Затем он сошел со сцены.
– А ну стоять! – проревел в спину уходящей фигуре Бергманн-Геринг. – Стоять, пока я не освобожу вас от власти этого суда!
Мы с Дороти часто просили Бергманна повторить сцену перекрестного допроса ван дер Люббе. В ней он стоит перед лицом обвинителей, ссутулив широкие плечи, повесив руки и уронив голову на грудь. Это уже не человек – жалкий, неуклюжий, измордованный преступник. Председатель пытается заставить его поднять взгляд, но ван дер Люббе не шелохнется. А потом суровый и властный, как дрессировщик, Хелльдорф[31] внезапно выкрикивает:
– А ну, поднял голову! Живо!
И ван дер Люббе выпрямляется – разом, машинально, будто вспомнив нечто давно забытое. Затуманенный взгляд мечется, рыщет по залу суда. Кто ему нужен? На мгновение в глазах мелькает слабый блеск – он узнал кого-то и смеется. Картина поистине ужасная, гнусная и жуткая. Мощное тело дрожит и сотрясается от беззвучного хохота, будто в агонии. Ван дер Люббе смеется и смеется, тихо, слепо, раскрыв слюнявый, как у идиота, рот. Потом столь же неожиданно эти судороги стихают. Он вновь роняет голову на грудь. Великан стоит недвижно, храня тайну, неподступный, как мертвец.
– Боже! – вздрогнув, восклицала Дороти. – Не дай бог там оказаться! От одной только мысли об этом мурашки пробирают. Нацисты – не люди.
– Ошибаетесь, милая, – серьезно возражал ей Бергманн. – Они лишь хотят казаться несокрушимыми чудовищами. На деле это люди, у них есть слабости, которые и делают их человечными. Бояться их нельзя. Их надо понять, иначе увы нам всем.
Теперь же, став Димитровым, Бергманн вынужденно отбросил почти весь цинизм. Димитров нуждался в цели для борьбы, для речей, а цель обернулась «Фиалкой Пратера».

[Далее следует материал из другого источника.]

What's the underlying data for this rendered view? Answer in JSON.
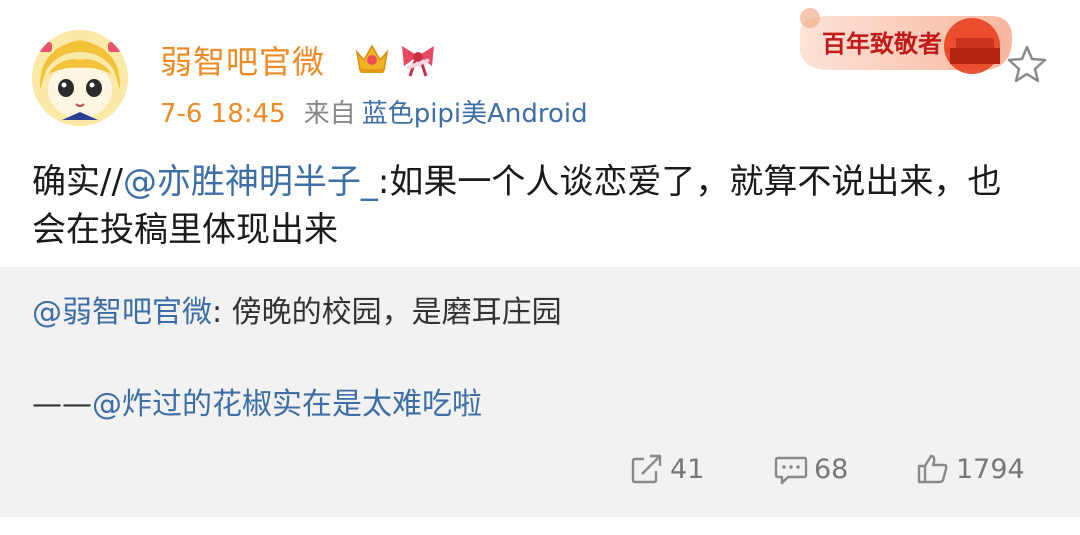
{
  "post": {
    "username": "弱智吧官微",
    "time": "7-6 18:45",
    "from_label": "来自",
    "source": "蓝色pipi美Android",
    "text_prefix": "确实//",
    "text_mention": "@亦胜神明半子_",
    "text_rest": ":如果一个人谈恋爱了，就算不说出来，也会在投稿里体现出来"
  },
  "promo": {
    "label": "百年致敬者"
  },
  "repost": {
    "mention1": "@弱智吧官微",
    "text1": ": 傍晚的校园，是磨耳庄园",
    "dash": "——",
    "mention2": "@炸过的花椒实在是太难吃啦"
  },
  "actions": {
    "share_count": "41",
    "comment_count": "68",
    "like_count": "1794"
  },
  "colors": {
    "accent_orange": "#f08a24",
    "link_blue": "#3d6fa6",
    "repost_bg": "#f2f2f2"
  },
  "icons": [
    "avatar-cartoon",
    "crown-icon",
    "bow-icon",
    "promo-badge",
    "star-icon",
    "share-icon",
    "comment-icon",
    "like-icon"
  ]
}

Мы работали над сценой, когда Рудольфа в ходе дворцового переворота лишают королевства. Коварный дядюшка низлагает его отца и узурпирует трон Бородании. Рудольф нищим беженцем возвращается в Вену. Теперь он и впрямь бедный студент, которым притворялся в начале истории. Однако Тони, естественно, отказывается в это верить. Один раз ее обманули. Она поверила Рудольфу, она его любила, а он ее бросил. (Не по своей воле, конечно же; лишь потому, что преданный ему гофмейстер, граф Розанофф, со слезами на глазах напоминает о долге перед бороданцами.) И вот Рудольф тщетно молит о прощении, а Тони зло прогоняет его как притворщика.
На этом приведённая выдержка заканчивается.